Time flies, even when you’re just staring into the deepest recesses of the fridge hoping a snack appears, one that wasn’t there ten minutes ago. I should be more precise, it’s daytime that flies. Here in the valley the west facing hill sides are fired and glowing at 3:30. By 4:00, the valley is enveloped in shadows. By 5:00 darkness falls heavily and it can’t get up, not for another fifteen and a half hours.
Dawn and dusk are deer times. Earlier this week, just before the sun dropped, I saw a big mule deer buck walk across the road and leap a fence like he owned the place, which he does. He walked on through the sage like royalty, noble and heavily antlered, head held high. I was almost embarrassed for looking so shabby in his presence. If I had one on, I would have doffed my cap.
Speaking of fences, winter and the rush of shorter days pushed me into action. My personal infrastructure megaproject is now complete. I have prepared a compound to keep the dogs in (we always have extra dogs) and the deer, drifters and n’er do wells out. It’s a good fence and it looks great if you don’t look too hard. I see the flaws, the posts that aren’t square and the less than straight sections. I hope Mike Holmes doesn’t come by. But it serves the purpose. We’ve had no escapes yet and no deer, coyotes, bison, bears, ogres or dinosaurs have come through the fence. I’m the lone dinosaur on this property.

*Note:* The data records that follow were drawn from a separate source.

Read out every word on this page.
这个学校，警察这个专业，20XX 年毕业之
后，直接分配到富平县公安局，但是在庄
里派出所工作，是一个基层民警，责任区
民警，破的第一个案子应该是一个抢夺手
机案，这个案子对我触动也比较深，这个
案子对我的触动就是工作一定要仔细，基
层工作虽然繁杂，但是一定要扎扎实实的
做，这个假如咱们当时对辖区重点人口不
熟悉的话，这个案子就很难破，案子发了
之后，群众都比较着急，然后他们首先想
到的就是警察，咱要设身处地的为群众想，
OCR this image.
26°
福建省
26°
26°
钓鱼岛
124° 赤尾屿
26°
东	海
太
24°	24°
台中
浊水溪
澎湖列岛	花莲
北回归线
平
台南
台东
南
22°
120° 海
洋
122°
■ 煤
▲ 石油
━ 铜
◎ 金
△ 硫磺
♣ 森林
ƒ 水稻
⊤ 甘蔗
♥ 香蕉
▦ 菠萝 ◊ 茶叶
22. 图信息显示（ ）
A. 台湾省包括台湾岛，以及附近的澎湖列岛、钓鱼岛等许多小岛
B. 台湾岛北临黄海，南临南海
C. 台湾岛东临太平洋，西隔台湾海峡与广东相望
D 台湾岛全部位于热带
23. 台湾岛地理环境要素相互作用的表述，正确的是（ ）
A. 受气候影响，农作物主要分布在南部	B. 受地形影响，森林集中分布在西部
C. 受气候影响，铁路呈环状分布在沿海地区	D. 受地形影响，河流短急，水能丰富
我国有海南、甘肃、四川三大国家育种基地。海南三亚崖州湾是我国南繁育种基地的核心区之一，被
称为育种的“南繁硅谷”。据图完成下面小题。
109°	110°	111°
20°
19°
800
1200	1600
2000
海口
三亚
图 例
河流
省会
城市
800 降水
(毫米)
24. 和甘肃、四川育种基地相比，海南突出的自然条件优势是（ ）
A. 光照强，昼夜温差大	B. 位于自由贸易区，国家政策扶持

The last and most complicated part involved building three gates. For this I called on brother Shawn. We spent several hours on a weekend cutting 2x4s, some at angles for bracing so that when completed, all three gates were strong and recognizably rectangular, the way gates should be. My rectangles usually lean towards trapezoid, so this was a happy outcome. We used a lot of lumber and made a lot of cuts. For all his hard work Shawn received a loaf of homemade jalapeno cheddar bread, the kind of compensation appropriate in the Dark Ages, when bread was scarce and when life hung by a thread. Nevertheless, he was happy with his modest compensation or at least he pretended to be. Thanks brother, if you ever need someone to build a trapezoid-shaped gate, I’m your man.
The other day I drove down early from the madness of Edmonton to the insanity of Calgary to pick up an item for the River House. Once in hand, I broke for the quiet country. I started out on a lightly travelled secondary highway, but it wasn’t quiet enough. The skies were blue and beckoning and the countryside so alluring that to not travel the backroads would have been a slight and an insult. I needed the change of scenery. Big skies, old songs, and the crunch of truck tires on gravel are the tonic that tames cartwheeling thoughts. That, and sunshine.
As you’ll know, we and plants both evolved from a bacteria type cell except for those of us who won’t evolve out of a weedy stubbornness. I’ve known since I was little that I am part aspen tree. You could say that I twigged to it. As I grow older, I can be prickly like cactus and the mirror shows sagebrush. I have a knee and a toe that are both gnarled like cottonwood. On days of high skies I draw heavily on a cache of chloroplast. On those days I draw my energy right from the sun.
I was solar-powered the other day when I rolled down the window and drove into the hills and pastureland that separate the Rockyford watershed which empties into the gentle Rosebud River and then the Red Deer, and the community of Standard and area where rainwater, should it ever fall again, will feel the inexorable pull of the Bow River.
I could have stayed up there all day. You’ll appreciate that this unappreciated highland is not an hour out of Calgary and is just a couple hundred feet above the surrounding countryside. It is home to deer, rabbit, pheasant, moose, fox, badger, coyote, and bobcat. Cougars must occasionally pass through. Perhaps someday soon, wolves. This year a grey wolf was photographed near Medicine Hat. A few years ago, one was shot near Delia. At some point a pack is bound to leak out on to the prairies, but with them will come enormous controversy. We should be heartened to know that there is still ‘wild’ left on the Canadian prairies. We should be concerned enough to work with farmers and ranchers to make sure we don’t lose it. We solar-powered drifters can’t get by without it.